Coloca-se, pois, a questão, como pode um pequeno país como o Ruanda suportar estes custos?
Até agora havia especulações de que a França teria contribuído para o financiamento, através do aumento da sua ajuda para o desenvolvimento ao Ruanda (de facto, desde o início da missão militar em Moçambique tem havido numerosos contactos entre os presidentes Macron e Kagame). Foi também posta a hipótese do envolvimento da empresa multinacional de energia TotalEnergies, por exemplo através de investimento na produção de electricidade no Ruanda, especialmente desde que o contingente ruandês assegura uma faixa de segurança de 30 km de largura em torno do estaleiro de LNG da multinacional em Cabo Delgado. Outros rumores sugerem que o Presidente moçambicano, Filipe Nyusi, terá oferecido ao Ruanda uma participação em concessões de recursos minerais, em Moçambique. Mas até agora todas estas hipóteses não passam de rumores, ou seja, informação não confirmada.
Agora, pela primeira vez, uma pessoa detentora de um cargo relevante, nomeadamente o Chefe da Capacidade Militar de Planeamento e Condução (CMPC) da UE, Vice-Almirante Hervé Bléjean, que é também o Comandante-Chefe da missão EUTM-Moçambique, comentou publicamente esta questão.
Durante uma audição realizada a 26 de Janeiro na Comissão de Segurança e Defesa do Parlamento Europeu (SEDE), Bléjean afirmou que o Ruanda pediu à UE financiamento através do Mecanismo Europeu de Apoio à Paz e que o Alto Representante estaria determinado a responder positivamente.
Até agora não houve qualquer decisão formal do Conselho de Ministros da UE a este respeito, pelo que seria de esperar e necessário que o AR Josep Borrel da EU para politica externa, fizesse uma declaração oficial durante a sua visita a Maputo para esclarecer este assunto.
Se realmente vai haver financiamento - e certamente que durante a sua actual presidência do Conselho da UE a França estará a exercer muita pressão para que tal aconteça, - coloca-se a questão de como continuará a ser financiada a missão SAMIM da SADC. Também para esta missão havia expectativas de financiamento por parceiros internacionais.
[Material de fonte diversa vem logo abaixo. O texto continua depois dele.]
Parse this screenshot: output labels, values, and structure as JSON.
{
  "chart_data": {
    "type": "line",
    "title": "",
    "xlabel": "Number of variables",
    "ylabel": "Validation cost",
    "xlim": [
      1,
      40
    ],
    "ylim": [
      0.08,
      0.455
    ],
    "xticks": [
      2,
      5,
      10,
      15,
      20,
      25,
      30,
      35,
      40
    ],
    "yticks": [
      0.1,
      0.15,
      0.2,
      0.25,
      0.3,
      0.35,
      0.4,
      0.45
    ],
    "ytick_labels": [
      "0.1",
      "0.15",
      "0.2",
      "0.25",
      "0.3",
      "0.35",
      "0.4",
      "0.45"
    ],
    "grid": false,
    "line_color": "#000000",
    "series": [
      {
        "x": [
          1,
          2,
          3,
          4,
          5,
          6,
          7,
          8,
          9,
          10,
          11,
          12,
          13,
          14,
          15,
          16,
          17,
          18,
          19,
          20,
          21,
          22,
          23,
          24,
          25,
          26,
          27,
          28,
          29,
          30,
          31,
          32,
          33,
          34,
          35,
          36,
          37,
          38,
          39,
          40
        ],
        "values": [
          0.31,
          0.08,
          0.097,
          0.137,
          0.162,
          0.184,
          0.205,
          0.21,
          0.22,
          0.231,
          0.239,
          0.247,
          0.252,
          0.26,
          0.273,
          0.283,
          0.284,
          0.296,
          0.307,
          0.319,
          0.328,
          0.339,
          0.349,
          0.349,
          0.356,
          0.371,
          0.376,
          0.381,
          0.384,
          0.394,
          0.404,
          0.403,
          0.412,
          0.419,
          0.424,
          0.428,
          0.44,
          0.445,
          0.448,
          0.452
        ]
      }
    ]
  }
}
Um financiamento exclusivo da UE a favor do Ruanda constituiria uma afronta aos estados da SADC.
Há também outras observações feitas pelo Comandante-Chefe da missão EUTM que podem conter matéria explosiva. Por um lado, Bléjean afirmou na audiência ter ficado surpreendido pelo facto de as pessoas em Cabo Delgado dizerem que se sentem melhor com os ruandeses do que com as pessoas do seu próprio país, “porque os ruandeses estão a cuidar de nós, falam swahili, fazem muitas acções civis, perfuram poços, trazem água, constroem infra-estruturas ....”. Ora isto representa indirectamente uma crítica ao governo moçambicano, pois significa que o exército e o governo moçambicano não respondem às necessidades da população local, enquanto os ruandeses o fazem.
Por outro lado, coloca-se imediatamente a questão de como irá uma missão de treinamento de indivíduos como a EUTM, produzir uma mudança estrutural de atitude, num sistema em que não existe o sentido de as forças armadas e o governo moçambicano deveriam estar ao serviço da população moçambicana.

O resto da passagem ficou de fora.